Summer days as a kid at Upalong Beach were very Charlie Brown. We (a gaggle of cottage kids) would cruise around – swimming to the raft, camping out at the treehouse, playing cards or dragging driftwood up the beach for a bonfire – all without a parent in sight.
This cherished benign neglect meant that on rainy days, after long card sessions, we could settle into one of the cottage kitchens and bake. In the daytime this meant tearing open chocolate cake mixes, pudding from a package, electric-hued Jell-O or brownies. But at night, we shifted into the savoury world of pizza. One of the kitchens always had a Kraft pizza kit – you know the kind: a box with a little can of pizza sauce inside, along with a sachet of spices and another for the dough. We just had to add water, splat the shaggy dough onto a circular cookie sheet and cover it with sauce and spices. In just 20 minutes we had a ‘homemade’ midnight snack.
These days I’m the adult, but rainy afternoons in our cottage kitchen still seem playful and childlike. Kraft pizza kits may have been replaced with homemade dough, and cakes are made from scratch. But the ‘it doesn’t really matter how it turns out’ summer feeling still floats in the air. When you’re not rushed, when the rain is coming down, when the beach isn’t waiting for you, it’s the process that’s the fun part.
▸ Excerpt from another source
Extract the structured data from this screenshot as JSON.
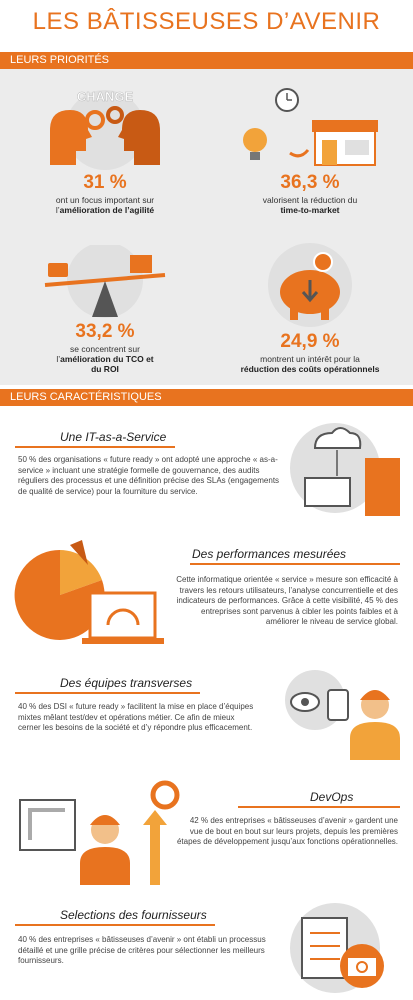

Afternoons like these are perfect for making marshmallows. They require at least four hours of resting time, which means they’ll be ready when the rain stops and the bonfire is ready. These fluffy cubes, cut with an icing-sugar coated knife, are far removed from the squishy, saccharine store-bought versions. And when they’re toasted… it’s a whole other level of bonfire deliciousness.
Marshmallows are open to creative licence. I like to stud them with Celebration cookies. We always have them on hand at the cottage; their layer of chocolate already built into the biscuit makes s’mores a breeze. But they’re even better when broken up and stirred through marshmallows – it’s a ready-made s’more in one sweet, squishy bite. The cookie bits get crunchy and charred in the fire and the chocolate melts over everything. Try experimenting with broken toffee, shards of dark chocolate, or even a big spoonful of nut butter, stirred in at the end. Just play. It’s summer at the beach, after all, and parents are nowhere to be seen.
There are many versions of homemade marshmallow recipes out there, some with egg whites and some without. I like this recipe, made with just gelatine, sugar and corn syrup, more or less, and lots and lots of air.
- 3 sachets of unflavoured gelatine
- 1 cup of water, divided
- 1 ½ cups of sugar
- 1 cup corn syrup (I use white)
- 1 teaspoon vanilla
- ¼ teaspoon salt
- 6 chocolate covered cookies, like Celebration cookies, broken into small pieces
- vegetable oil for greasing the pan
- ½ cup icing sugar
- Grease an 8 x 11 pan with oil and set aside.
2. Pour ½ cup of the water into the bowl of a mixer and stir in gelatine. Let it sit while you make the sugar syrup.
3. In a saucepan fitted with a candy thermometer, mix together sugar, corn syrup and remaining ½ cup of water. Stir over medium heat until the sugar dissolves, then leave mixture to bubble away, stirring occasionally, until the temperature on the candy thermometer reaches 240°F.
4. Turn the mixer, with the gelatine mixture still in the bowl, to medium speed. Carefully pour the hot syrup down the side of the bowl, with mixer running, making sure not to pour syrup directly over the beaters. Turn the speed to high and leave mixture to whisk away until the outside of the bowl is cool to the touch. This can take about 15 minutes. Beat in vanilla.
5. Spoon marshmallow into prepared pan and sprinkle broken cookie bits over top, prodding them into the marshmallow with the end of a wooden spoon.
6. Leave the marshmallow to set, at room temperature and uncovered, for at least 4 hours, but overnight is best.
7. When ready to slice, place about ½ cup of icing sugar in a bowl. Coat your knife with icing sugar to keep it from sticking. Slice into cubes and place them in the bowl of icing sugar, tossing to coat. The size and shape of the marshmallows will depend – are you toasting them in a bonfire, floating them in hot chocolate, or eating them straight from the bowl? It’s entirely up to you.